I was out there, basically, on a dare. My neighbor Julieta Stack was looking for a student to test out an ambitious six-hour training program she is designing to teach a complete novice to play double-bogey golf. (For those who don't know the game, I should explain that a double-bogey golfer plays at the lowest possible level of quasi-respectability. If golf were rock 'n' roll, and you wanted to find a double-bogey rock band, it would be Gary Puckett and the Union Gap.)

I volunteered to be Julieta's guinea pig. This was unfair right from the get-go. It was as though Julieta had claimed to be able to teach anyone to paint miniature frescoes, and Stevie Wonder volunteered.

Now, Julieta harbors few illusions. She's the ultimate realist. ("Sometimes someone will come to me for lessons because they say they want to be on the senior tour. And I'm thinking, 'Yeah, and I want to be Miss America.' ") So after a few minutes of watching me attempt to drive a ball off a tee with all the grace and composure of Elmer Fudd trying to brain a rabbit with a sledgehammer, Julieta crafted a specially customized double-bogey-achieving strategy: I would not even attempt to pretend that I am a man. I would use only the smaller clubs and not try to drive the ball significant distances. (This was fine with me; I long ago sacrificed any remaining dignity to this column.)

Julieta was good. After three hours, she had me hitting the ball in the air and in the general direction of the green. And when we tried a practice round at a short nine-hole course, I came within one stroke of double-bogey golf. All that was left was the real deal the next day at Washington's East Potomac Park.

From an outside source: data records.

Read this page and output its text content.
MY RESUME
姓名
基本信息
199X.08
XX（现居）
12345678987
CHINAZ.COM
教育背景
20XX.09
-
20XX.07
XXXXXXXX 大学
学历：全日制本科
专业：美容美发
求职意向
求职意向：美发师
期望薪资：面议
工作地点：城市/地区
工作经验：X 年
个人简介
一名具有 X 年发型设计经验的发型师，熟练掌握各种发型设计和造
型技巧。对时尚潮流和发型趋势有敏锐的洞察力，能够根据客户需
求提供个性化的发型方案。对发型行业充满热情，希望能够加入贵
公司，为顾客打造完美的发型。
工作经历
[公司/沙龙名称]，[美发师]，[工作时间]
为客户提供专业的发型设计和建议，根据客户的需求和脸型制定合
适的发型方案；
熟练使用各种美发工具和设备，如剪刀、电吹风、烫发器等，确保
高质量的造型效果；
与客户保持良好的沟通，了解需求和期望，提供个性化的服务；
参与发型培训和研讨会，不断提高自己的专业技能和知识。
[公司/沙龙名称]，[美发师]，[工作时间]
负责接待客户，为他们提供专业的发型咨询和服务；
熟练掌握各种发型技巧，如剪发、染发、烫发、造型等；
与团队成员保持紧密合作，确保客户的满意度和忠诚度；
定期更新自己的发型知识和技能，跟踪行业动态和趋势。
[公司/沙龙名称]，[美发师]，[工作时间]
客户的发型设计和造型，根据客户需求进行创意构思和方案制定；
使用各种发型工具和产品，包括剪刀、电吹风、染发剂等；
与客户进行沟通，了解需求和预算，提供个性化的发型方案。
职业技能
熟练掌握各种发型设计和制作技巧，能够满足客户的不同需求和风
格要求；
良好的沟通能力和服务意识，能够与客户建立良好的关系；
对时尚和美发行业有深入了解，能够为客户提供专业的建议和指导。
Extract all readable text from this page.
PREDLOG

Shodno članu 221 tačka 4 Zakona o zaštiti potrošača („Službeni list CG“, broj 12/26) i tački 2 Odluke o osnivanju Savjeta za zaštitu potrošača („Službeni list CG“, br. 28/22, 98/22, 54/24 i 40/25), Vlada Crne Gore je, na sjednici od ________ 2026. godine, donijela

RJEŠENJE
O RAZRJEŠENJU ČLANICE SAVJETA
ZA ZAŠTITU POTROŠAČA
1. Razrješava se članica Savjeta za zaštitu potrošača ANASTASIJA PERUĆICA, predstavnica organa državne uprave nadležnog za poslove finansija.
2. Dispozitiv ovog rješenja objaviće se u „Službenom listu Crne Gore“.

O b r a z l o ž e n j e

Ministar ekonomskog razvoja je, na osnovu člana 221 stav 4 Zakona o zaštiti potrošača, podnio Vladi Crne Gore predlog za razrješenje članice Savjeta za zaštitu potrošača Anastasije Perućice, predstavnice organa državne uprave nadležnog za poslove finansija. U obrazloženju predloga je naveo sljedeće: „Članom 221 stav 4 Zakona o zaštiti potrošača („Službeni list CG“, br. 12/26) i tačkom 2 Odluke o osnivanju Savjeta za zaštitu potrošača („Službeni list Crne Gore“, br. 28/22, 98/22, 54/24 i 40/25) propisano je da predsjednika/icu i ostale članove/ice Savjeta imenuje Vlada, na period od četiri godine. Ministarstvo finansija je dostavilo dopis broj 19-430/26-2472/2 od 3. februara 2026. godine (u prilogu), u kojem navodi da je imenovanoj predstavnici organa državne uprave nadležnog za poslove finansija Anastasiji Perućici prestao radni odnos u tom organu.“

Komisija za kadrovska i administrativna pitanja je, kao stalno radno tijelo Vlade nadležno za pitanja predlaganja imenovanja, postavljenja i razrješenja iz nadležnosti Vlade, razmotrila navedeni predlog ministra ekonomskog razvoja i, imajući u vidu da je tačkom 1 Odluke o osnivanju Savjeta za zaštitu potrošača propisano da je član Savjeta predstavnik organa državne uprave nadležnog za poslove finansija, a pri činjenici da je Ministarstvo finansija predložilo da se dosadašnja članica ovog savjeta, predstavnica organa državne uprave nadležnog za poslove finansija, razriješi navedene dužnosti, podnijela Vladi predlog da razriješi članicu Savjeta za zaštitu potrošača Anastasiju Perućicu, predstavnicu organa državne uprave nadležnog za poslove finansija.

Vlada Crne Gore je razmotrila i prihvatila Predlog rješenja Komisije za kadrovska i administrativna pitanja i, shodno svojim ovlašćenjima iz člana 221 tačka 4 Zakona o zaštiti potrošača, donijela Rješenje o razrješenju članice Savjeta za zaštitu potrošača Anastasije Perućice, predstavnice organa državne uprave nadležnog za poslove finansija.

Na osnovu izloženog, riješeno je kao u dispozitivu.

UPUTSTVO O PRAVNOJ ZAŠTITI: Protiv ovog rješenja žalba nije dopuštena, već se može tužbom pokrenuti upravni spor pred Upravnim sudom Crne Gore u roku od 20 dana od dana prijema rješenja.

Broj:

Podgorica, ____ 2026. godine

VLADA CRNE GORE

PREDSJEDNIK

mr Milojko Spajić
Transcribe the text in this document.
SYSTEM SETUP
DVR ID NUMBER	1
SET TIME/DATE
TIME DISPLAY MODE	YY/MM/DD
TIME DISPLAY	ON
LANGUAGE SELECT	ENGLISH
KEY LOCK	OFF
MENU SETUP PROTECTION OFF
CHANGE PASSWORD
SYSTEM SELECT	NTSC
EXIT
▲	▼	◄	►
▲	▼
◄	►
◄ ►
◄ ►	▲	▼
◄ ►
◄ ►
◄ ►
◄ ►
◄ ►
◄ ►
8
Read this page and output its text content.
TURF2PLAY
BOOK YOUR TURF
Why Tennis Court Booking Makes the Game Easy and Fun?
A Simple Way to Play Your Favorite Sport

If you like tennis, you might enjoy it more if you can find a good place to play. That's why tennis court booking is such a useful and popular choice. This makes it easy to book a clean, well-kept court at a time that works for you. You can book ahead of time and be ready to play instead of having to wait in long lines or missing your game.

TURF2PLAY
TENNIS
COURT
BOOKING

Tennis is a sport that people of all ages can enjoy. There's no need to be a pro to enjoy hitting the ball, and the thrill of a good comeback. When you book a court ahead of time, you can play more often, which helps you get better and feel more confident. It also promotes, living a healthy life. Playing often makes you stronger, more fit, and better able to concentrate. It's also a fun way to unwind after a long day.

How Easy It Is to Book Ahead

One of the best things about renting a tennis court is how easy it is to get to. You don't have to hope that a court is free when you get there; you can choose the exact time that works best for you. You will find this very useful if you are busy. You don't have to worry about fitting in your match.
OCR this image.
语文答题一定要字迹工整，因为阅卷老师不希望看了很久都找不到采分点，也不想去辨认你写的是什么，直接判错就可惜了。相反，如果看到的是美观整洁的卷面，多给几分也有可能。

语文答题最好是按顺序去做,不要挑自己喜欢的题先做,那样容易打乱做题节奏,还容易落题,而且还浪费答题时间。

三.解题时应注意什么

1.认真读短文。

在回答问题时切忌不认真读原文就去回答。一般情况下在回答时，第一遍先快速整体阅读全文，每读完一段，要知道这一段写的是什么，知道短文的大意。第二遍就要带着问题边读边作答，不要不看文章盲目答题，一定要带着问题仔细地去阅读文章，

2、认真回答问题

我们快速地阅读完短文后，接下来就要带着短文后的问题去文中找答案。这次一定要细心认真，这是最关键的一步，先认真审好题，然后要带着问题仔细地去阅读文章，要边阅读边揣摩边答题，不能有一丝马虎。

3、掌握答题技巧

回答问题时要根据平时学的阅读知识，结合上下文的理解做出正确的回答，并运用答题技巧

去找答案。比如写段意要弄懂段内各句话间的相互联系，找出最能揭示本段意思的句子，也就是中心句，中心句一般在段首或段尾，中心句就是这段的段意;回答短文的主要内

I contend that I would have been OK if Tom had not helpfully informed me shortly before the match that he intended to invoke the Ankles Convention. The Ankles Convention stipulates that a male golfer who fails to hit the ball off the men's tee far enough to reach the women's tee must waddle to his next shot with his pants at his ankles.

So, I don't know. Maybe I was a little tense. The fact is that I spent the next four hours futilely hacking and chopping at the ball, propelling it forward with all the efficiency of a man kicking a balloon. On one hole I scored a 14, which might be a course record for non-blind golfers.

After a while, I found myself attempting to take my mind off the wretchedness of my performance through theoretical exercises in epistemology and semiotics. For example: Shouldn't there be a term for a putt hit so ineptly that it winds up farther from the cup than it started? I decided this is a "puttz." I had two of them.

I wound up with exactly double par, a score so revolting there is no official term for it -- though, at 144, we can just call it a "gross-out."

If golf were rock 'n' roll, my game would be "MacArthur Park" rerecorded by those barking dogs.